B. Pertumbuhan penduduk yang negative serta perubahan perilaku pada generasi muda Jepang, menyebabkan dunia industri Jepang sulit mendapatkan tenaga kerja baru.
Faktor kedua dan memang merupakan hal yang paling dominan menjadi hambatan atau menjadi penyebab ambruknya industri di Jepang adalah masalah supply tenaga kerja, akibat pertumbuhan penduduk di Jepang yang terus menurun (negatif).
Sejak masa pertumbuhan ekonomi Jepang pada tahun 1960-1970-an, masyarakat Jepang sudah berKB, rata rata di setiap rumah, anak hanya 2 orang.
Memasuki era 80-an, seiring dengan bangkitnya ekonomi Jepang, yang membuka peluang lebih besar bagi kaum wanita menjadi wanita karir, membuat semakin banyak wanita Jepang yang ogah menikah dan melahirkan. Bahkan pada saat menikah pun, mulai ada tuntutan dari kaum wanita, tidak akan membuat anak, alias hidup untuk diri sendiri.
Satu hal yang lebih menarik bagi saya akhir akhir ini adalah, mulai muncul keluhan orang tua terhadap anak, yang karena kesibukannya dalam karir, sampai "mengabaikan" orang tua. 
Akibatnya sekarang ini ada semacam justifikasi di dalam masyarakat Jepang, buat apa melahirkan anak bila hanya menjadi "anak murtad" yang tidak perduli orang tua?
Situasi ini seakan akan melegalkan pendapat agar tidak membuat anak lagi di Jepang.
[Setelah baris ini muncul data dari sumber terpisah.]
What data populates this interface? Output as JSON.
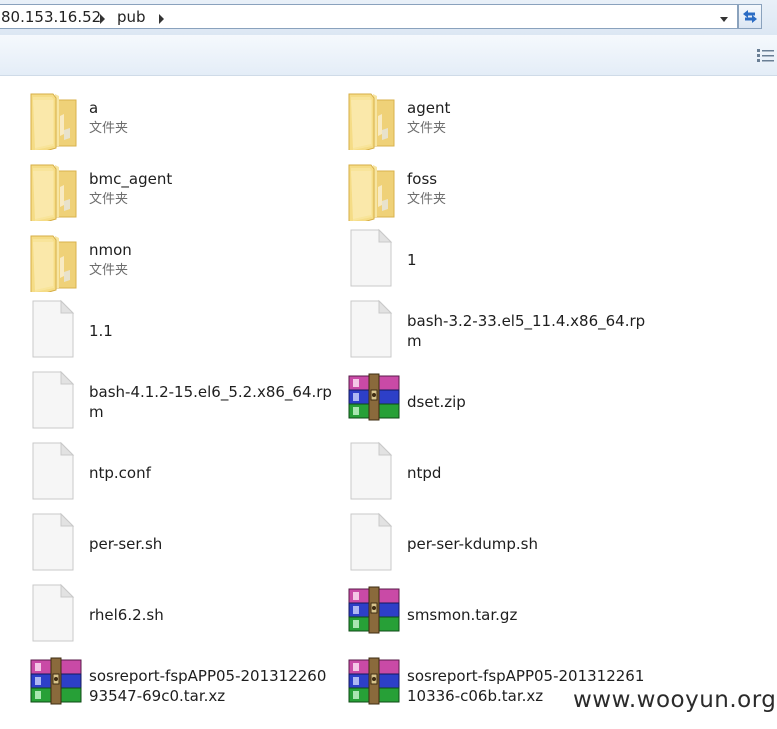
{
  "address_bar": {
    "segments": [
      "80.153.16.52",
      "pub"
    ]
  },
  "colors": {
    "folder": "#f2d56f",
    "archive_pink": "#d74fb0",
    "archive_blue": "#2f3fd0",
    "archive_green": "#2aa43a"
  },
  "items": [
    {
      "name": "a",
      "type": "文件夹",
      "icon": "folder-icon"
    },
    {
      "name": "agent",
      "type": "文件夹",
      "icon": "folder-icon"
    },
    {
      "name": "bmc_agent",
      "type": "文件夹",
      "icon": "folder-icon"
    },
    {
      "name": "foss",
      "type": "文件夹",
      "icon": "folder-icon"
    },
    {
      "name": "nmon",
      "type": "文件夹",
      "icon": "folder-icon"
    },
    {
      "name": "1",
      "type": "",
      "icon": "file-icon"
    },
    {
      "name": "1.1",
      "type": "",
      "icon": "file-icon"
    },
    {
      "name": "bash-3.2-33.el5_11.4.x86_64.rpm",
      "type": "",
      "icon": "file-icon"
    },
    {
      "name": "bash-4.1.2-15.el6_5.2.x86_64.rpm",
      "type": "",
      "icon": "file-icon"
    },
    {
      "name": "dset.zip",
      "type": "",
      "icon": "archive-icon"
    },
    {
      "name": "ntp.conf",
      "type": "",
      "icon": "file-icon"
    },
    {
      "name": "ntpd",
      "type": "",
      "icon": "file-icon"
    },
    {
      "name": "per-ser.sh",
      "type": "",
      "icon": "file-icon"
    },
    {
      "name": "per-ser-kdump.sh",
      "type": "",
      "icon": "file-icon"
    },
    {
      "name": "rhel6.2.sh",
      "type": "",
      "icon": "file-icon"
    },
    {
      "name": "smsmon.tar.gz",
      "type": "",
      "icon": "archive-icon"
    },
    {
      "name": "sosreport-fspAPP05-20131226093547-69c0.tar.xz",
      "type": "",
      "icon": "archive-icon"
    },
    {
      "name": "sosreport-fspAPP05-20131226110336-c06b.tar.xz",
      "type": "",
      "icon": "archive-icon"
    }
  ],
  "watermark": "www.wooyun.org"
}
Yang lebih menarik lagi, menurut informasi yang saya rangkai dari berbagai sumber, sepertinya mulai ada pemikiran atau pertimbangan bagi pemerintah Jepang, untuk memberikan insentif bagi generasi muda yang mau menikah dan melahirkan anak.
Sebagaimana saya sebut diatas, sejak tahun 80-an itu pula, seiring dengan bangkitnya ekonomi Jepang, industri Jepang sudah mulai terseok seok karena kurangnya tenaga kerja di Jepang, Generasi muda Jepang mulai ogah bekerja pada perusahaan manufaktur yang proses pekerjaannya mengandung 3-K, yaitu Kitanai, Kikekn dan Kitsui. Akibatnya, industri industri yang proses pekerjaannya mengandung 3-K tersebut, mulai limbung dan bahkan mulai ada yang bergelimpangan.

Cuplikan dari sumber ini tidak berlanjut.